John told officials the PTSD had been present for many years and he had not had any behavioral health treatment. 

One of the goals was to improve PTSD symptoms related to combat - to eliminate or reduce the negative impact trauma-related symptoms have on social, occupational and family functioning.

John's case is one of many around the nation.

More and more veterans are committing suicide, with upwards of 8,000 veterans a year.

Michigan U.S. Senator Gary Peters serves on several Senate Armed Services subcommittees. He said there needs to be more resources for veterans.

"We need to be putting even more resources into it which is why I’ve supported legislation to increase the number of psychiatrists and counselors in our VA system. Also passed legislation to make sure that our crisis hot lines that veterans can call when they're having some difficulties to make sure there's an actual person there,” Peters said.

An attack last month carried out by an Army veteran at a Fort Lauderdale Airport in which five people were killed prompted Marcie Parker to step forward to tell her son's story. 

"It's being repeated and there's a pattern,” she said.

At her home in Bay County, Marcie Parker has the urn that contains her son's remains. She flies the flag that belonged to her son alongside with her own stars and stripes.

She thinks her son and others should be treated for PTSD by the military before they are allowed to come back home and re-enter civilian life.

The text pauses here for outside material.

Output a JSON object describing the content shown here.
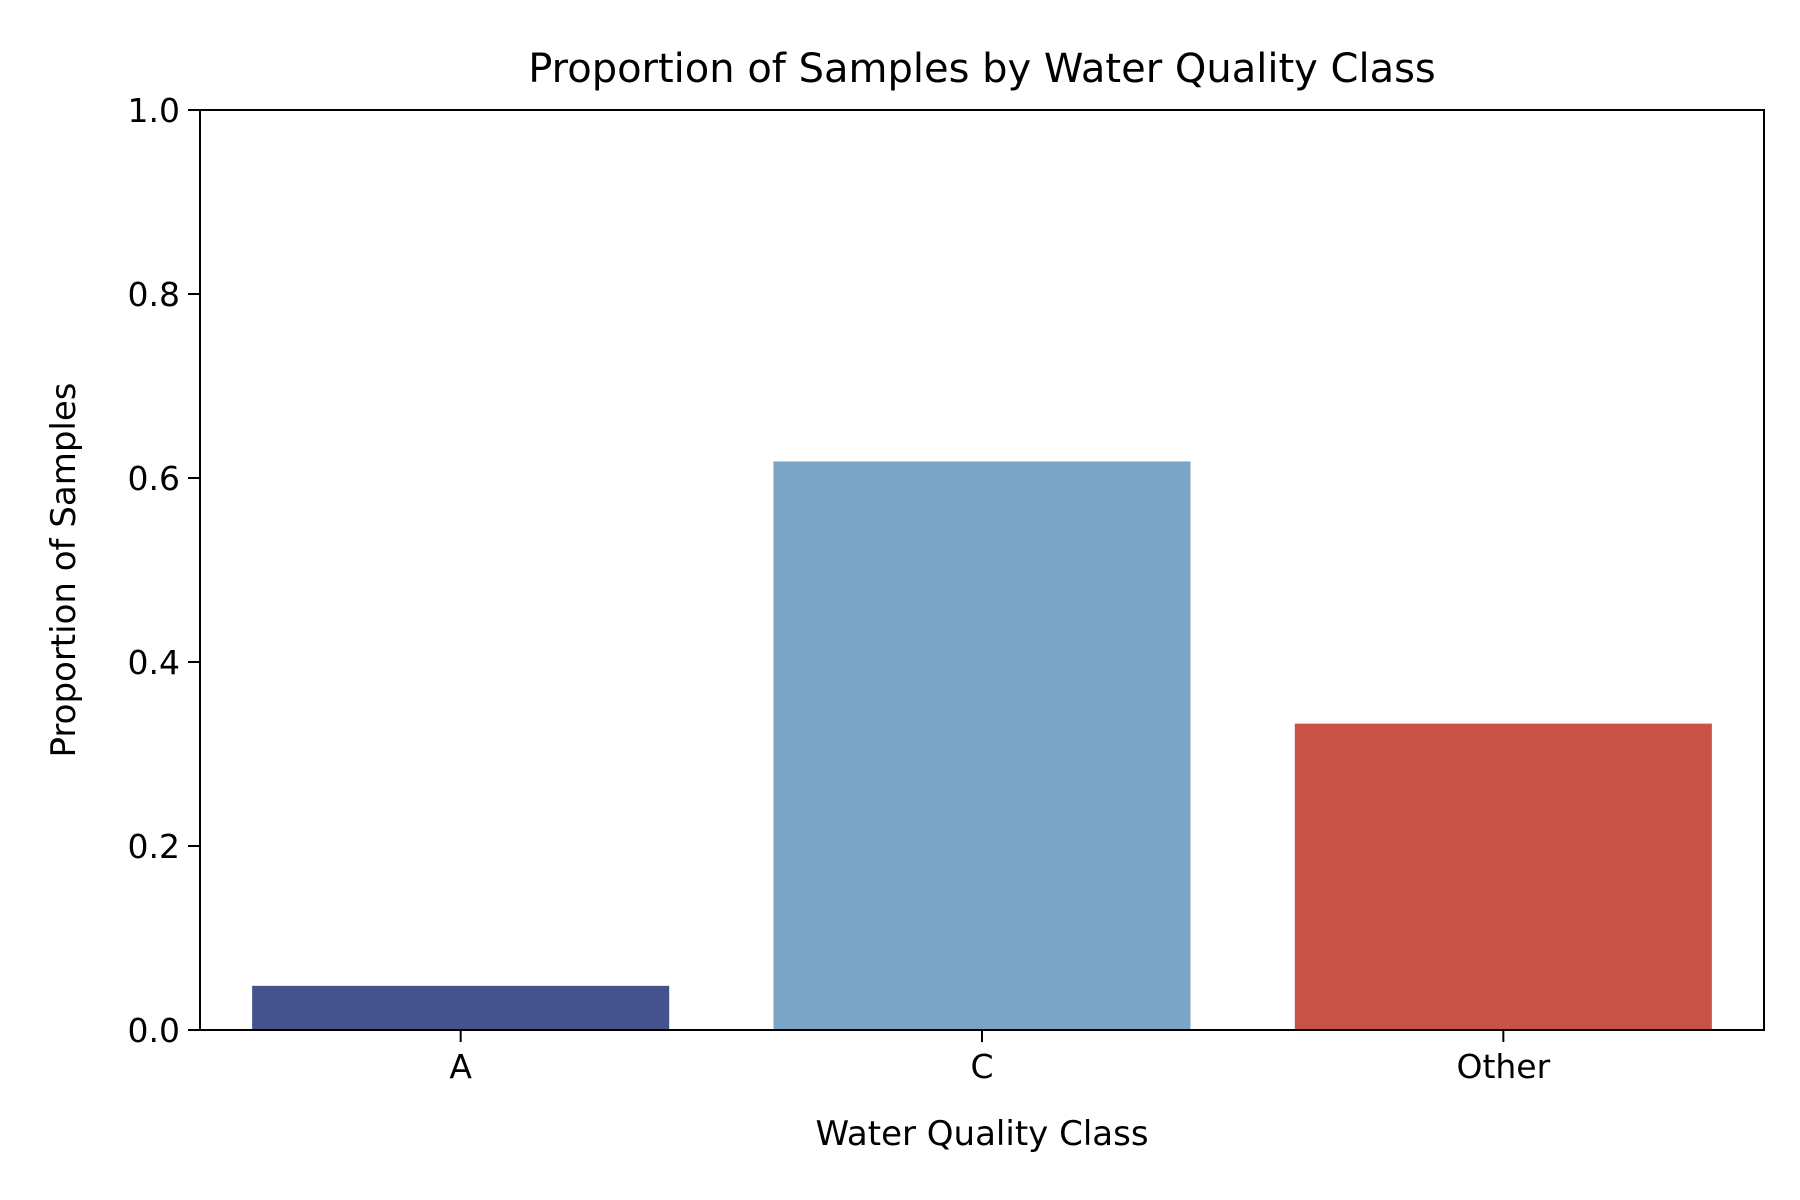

"When he came back from Iraq, you could see the cold black in his eyes and his father and I knew we had lost him,” Marcie Parker said. “He came back physically, but he had lost his soul.  And we need to figure out a way to bring that soul back, along with their bodies."

It should be noted that John was not afforded a military funeral due to the circumstances surrounding his death.  

The Patriot Guard did attend his graveside service, placing an American flag over his coffin and giving him a 21-gun salute. 

Three children are left behind and other family members said they're not receiving military death benefits from the Army due to John’s actions. 

Also, the U.S. Army contacted TV5 Monday and stated that even if it did have any information regarding Staff Sgt. Parker, it would be unable to speak to the soldier's medical issues due to the Health Insurance Portability and Accountability Act of 1996.